Murdock hopes to make tutors available on Sunday and expand online tutoring opportunities for off-campus students. She plans to add new workshops on such topics as citation styles and research strategies. And for graduate students, she would like to offer sessions on grant writing and bootcamps for thesis and dissertation writing.
Murdock seeks to provide undergraduates and graduates the space to write in a supportive and distraction-free environment. This semester, she hopes to host an undergraduate and graduate write-in, in which students can work in a productive space with tutors available nearby to provide consultations.
The Writing Center is located in Room 307 of the Academic Success Center (across the plaza from the Watt Family Innovation Center). Fall 2019 hours are 9 a.m.-7 p.m. on Monday and Wednesday, 9 a.m.-5 p.m. on Tuesday and Thursday, and 9 a.m.-2 p.m. on Friday. In addition, writing tutors are available 7-9 p.m. Monday through Thursday in the Cooper Library.

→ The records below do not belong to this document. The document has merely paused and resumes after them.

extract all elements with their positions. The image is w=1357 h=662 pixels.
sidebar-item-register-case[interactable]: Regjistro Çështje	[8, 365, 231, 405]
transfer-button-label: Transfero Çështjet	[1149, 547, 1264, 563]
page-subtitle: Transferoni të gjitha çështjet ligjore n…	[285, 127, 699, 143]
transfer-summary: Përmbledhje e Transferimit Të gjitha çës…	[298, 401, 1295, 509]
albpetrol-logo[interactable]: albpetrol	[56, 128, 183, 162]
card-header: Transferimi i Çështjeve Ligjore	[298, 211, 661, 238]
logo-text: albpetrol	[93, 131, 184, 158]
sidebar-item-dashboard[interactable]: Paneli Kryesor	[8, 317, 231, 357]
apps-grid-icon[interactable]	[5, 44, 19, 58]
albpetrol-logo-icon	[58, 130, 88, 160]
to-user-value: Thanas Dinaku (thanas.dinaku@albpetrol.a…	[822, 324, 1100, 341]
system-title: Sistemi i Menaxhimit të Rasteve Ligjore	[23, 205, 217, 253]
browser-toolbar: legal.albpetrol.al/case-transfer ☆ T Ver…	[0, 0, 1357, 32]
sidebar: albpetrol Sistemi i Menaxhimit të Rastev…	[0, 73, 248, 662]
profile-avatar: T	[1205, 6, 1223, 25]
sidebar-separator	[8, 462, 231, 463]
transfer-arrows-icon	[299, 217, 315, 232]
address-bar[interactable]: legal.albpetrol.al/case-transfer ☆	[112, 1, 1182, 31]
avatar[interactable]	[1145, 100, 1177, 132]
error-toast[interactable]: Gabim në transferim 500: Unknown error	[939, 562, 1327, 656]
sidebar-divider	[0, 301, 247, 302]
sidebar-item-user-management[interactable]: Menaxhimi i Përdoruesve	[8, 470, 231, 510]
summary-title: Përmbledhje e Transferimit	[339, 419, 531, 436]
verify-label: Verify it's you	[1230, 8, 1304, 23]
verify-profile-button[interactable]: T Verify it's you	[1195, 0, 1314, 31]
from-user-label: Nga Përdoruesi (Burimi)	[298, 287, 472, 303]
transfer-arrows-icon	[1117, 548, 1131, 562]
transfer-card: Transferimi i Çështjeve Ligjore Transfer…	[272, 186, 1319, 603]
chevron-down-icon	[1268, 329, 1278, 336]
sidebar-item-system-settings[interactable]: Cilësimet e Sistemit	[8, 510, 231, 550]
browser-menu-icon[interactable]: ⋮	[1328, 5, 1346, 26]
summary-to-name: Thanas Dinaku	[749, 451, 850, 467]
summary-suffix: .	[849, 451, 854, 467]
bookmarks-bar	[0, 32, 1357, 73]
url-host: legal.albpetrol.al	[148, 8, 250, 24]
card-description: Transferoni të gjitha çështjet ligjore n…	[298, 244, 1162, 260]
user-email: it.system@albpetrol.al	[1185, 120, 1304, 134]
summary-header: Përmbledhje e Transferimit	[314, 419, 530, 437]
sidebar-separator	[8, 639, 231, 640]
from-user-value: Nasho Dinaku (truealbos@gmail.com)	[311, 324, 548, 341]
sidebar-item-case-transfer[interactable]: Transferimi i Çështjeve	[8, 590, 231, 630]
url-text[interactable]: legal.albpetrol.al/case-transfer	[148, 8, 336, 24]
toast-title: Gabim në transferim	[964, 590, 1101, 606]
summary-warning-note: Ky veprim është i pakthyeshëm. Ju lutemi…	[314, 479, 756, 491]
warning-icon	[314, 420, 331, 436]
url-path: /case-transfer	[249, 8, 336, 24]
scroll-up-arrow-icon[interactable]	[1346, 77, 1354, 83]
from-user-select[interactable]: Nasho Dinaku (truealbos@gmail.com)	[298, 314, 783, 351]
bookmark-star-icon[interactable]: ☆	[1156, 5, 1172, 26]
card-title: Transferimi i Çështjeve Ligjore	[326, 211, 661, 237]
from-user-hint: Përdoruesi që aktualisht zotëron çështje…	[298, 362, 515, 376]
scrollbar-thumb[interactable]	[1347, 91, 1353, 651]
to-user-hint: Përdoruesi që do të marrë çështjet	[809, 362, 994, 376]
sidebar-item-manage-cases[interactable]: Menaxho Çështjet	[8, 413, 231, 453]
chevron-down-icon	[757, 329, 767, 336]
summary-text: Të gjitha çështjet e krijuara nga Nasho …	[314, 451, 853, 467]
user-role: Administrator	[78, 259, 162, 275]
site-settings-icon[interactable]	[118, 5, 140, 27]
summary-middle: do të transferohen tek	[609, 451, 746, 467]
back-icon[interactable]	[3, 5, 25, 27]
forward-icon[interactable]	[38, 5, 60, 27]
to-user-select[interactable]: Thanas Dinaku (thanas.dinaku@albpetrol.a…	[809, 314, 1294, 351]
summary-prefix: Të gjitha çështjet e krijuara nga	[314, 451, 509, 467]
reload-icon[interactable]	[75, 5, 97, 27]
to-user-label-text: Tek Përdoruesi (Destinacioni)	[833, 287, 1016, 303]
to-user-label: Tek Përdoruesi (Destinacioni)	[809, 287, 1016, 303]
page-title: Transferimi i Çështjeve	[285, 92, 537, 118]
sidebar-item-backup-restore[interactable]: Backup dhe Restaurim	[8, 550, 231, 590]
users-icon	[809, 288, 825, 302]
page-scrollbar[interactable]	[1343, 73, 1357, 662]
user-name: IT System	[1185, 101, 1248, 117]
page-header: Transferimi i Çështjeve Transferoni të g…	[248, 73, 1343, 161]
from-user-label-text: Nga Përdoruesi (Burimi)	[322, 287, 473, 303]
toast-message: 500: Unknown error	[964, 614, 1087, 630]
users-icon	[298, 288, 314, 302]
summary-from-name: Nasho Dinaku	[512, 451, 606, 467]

Eventually, Murdock sees the Writing Center reaching out beyond the University – for instance, helping high school seniors with college applications and essays.
“Sometime in the future, I would love to connect to our local community – Clemson, Pendleton, Central, Seneca,” Murdock said. “There’s every opportunity to help support local schools with writing efforts.”
For Clemson students, meanwhile, the Writing Center can serve as a pillar in their foundation of communication skills.
“I think no matter what discipline or profession you’re entering, communication and writing play a major part,” Murdock said. “Being able to communicate and write clearly is essential.”